Dort oben, zwischen den Sternen, absolvierte die STARDUST in diesen Augenblicken ihren Bremsanflug auf den Mond. Pounder fragte sich, was Rhodan und seinen Männern in diesem Moment wohl durch den Kopf ging. Was …?
»Tatsächlich, eine beeindruckende Aussicht«, sagte eine Stimme hinter ihm. »Sie sind zu beneiden, Pounder.«
Lesly Pounder wartete einen Moment, bevor er sich langsam umdrehte. Er war nicht erschrocken. Er war es nicht mehr, seit der Wagen mit seiner Frau und seinen Kindern vor langer Zeit in Florida von einer Straße abgekommen war. Der Sumpf hatte sie verschluckt und erst nach zwei Jahren wieder freigegeben. Seitdem gab es nichts mehr, was Pounder hätte erschrecken können.

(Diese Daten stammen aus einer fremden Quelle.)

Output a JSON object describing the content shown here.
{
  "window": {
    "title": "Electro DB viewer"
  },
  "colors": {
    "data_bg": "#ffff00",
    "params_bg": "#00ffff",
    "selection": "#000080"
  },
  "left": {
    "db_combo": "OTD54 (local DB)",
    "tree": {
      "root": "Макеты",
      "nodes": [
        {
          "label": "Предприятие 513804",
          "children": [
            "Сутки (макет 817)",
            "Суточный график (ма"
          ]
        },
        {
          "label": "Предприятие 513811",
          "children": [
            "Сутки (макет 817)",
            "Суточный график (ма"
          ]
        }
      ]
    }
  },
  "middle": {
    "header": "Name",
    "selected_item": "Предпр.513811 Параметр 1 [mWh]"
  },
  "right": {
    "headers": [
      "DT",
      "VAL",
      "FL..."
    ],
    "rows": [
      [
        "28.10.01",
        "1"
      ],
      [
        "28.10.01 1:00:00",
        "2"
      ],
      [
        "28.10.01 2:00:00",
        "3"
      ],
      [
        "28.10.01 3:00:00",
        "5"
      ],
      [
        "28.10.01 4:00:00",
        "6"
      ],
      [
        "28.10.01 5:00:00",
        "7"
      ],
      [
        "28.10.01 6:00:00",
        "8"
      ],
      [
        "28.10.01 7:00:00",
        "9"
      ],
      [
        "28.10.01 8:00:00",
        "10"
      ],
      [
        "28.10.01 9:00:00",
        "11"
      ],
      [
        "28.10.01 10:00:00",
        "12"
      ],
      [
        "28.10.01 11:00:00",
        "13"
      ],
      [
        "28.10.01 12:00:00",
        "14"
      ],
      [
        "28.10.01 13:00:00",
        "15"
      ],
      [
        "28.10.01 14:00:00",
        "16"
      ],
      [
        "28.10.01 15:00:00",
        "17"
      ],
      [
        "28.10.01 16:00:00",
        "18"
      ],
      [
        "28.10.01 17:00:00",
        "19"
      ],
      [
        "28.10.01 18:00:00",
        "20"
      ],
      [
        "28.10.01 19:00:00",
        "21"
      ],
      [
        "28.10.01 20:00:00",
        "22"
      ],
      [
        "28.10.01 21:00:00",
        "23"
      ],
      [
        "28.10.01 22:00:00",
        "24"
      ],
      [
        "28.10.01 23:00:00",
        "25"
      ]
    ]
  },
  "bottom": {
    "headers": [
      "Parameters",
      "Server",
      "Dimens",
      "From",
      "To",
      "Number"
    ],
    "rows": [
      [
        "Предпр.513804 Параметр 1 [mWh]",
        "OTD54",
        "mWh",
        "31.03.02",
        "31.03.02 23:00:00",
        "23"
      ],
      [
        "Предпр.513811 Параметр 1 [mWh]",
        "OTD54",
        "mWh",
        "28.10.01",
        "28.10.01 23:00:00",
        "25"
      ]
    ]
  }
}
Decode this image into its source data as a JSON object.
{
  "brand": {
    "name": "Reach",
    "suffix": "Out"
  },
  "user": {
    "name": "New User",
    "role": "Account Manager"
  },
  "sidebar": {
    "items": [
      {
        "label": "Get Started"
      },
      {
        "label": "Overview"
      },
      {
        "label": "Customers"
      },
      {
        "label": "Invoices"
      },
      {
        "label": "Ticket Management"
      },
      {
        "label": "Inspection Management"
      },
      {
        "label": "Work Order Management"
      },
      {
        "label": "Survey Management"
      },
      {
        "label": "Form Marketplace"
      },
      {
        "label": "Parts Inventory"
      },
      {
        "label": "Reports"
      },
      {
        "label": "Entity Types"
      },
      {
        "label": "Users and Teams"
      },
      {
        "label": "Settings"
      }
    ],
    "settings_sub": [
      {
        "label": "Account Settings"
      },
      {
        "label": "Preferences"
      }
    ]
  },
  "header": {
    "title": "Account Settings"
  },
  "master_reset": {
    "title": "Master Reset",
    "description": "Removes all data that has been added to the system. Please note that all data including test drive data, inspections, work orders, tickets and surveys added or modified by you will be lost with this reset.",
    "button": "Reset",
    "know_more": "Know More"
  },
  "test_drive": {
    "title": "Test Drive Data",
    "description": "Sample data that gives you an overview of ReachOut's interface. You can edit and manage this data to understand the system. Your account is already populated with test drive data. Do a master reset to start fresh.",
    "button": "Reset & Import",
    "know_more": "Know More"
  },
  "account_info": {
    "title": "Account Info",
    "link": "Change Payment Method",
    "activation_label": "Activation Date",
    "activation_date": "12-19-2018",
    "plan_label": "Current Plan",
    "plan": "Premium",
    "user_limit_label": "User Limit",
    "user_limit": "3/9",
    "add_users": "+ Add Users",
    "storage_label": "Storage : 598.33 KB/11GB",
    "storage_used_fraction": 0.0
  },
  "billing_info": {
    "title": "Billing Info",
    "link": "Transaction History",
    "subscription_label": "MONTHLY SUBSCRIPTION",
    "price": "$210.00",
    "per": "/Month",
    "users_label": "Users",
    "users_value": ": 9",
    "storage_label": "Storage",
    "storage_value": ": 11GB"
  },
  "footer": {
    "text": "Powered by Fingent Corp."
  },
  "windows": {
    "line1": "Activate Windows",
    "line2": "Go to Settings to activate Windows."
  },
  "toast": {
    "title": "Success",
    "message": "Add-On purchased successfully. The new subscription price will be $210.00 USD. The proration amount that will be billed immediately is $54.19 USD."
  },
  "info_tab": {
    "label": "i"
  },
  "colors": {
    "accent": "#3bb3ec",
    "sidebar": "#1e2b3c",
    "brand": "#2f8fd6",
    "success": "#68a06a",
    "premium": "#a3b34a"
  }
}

Ein Mann saß an seinem Schreibtisch, hatte es sich lässig auf dem Drehstuhl bequem gemacht. Er war klein, beinahe ein Zwerg. Er war alt, mindestens so alt wie Pounder. Seine Haare genügten nur noch für einen weißen Haarkranz, und trotzdem hatte sein Gesicht eine jugendliche Straffheit, die unerklärlich war. Sie wirkte natürlich, hatte nichts von der künstlichen Steifheit eines Liftings, wie sie bei vielen Menschen zu beobachten war.
»Setzen Sie sich doch, Pounder!«, forderte der Mann ihn auf und zeigte gönnerhaft auf den Besucherstuhl, als gehöre das Büro ihm, als sei nicht er der Eindringling, sondern Lesly Pounder.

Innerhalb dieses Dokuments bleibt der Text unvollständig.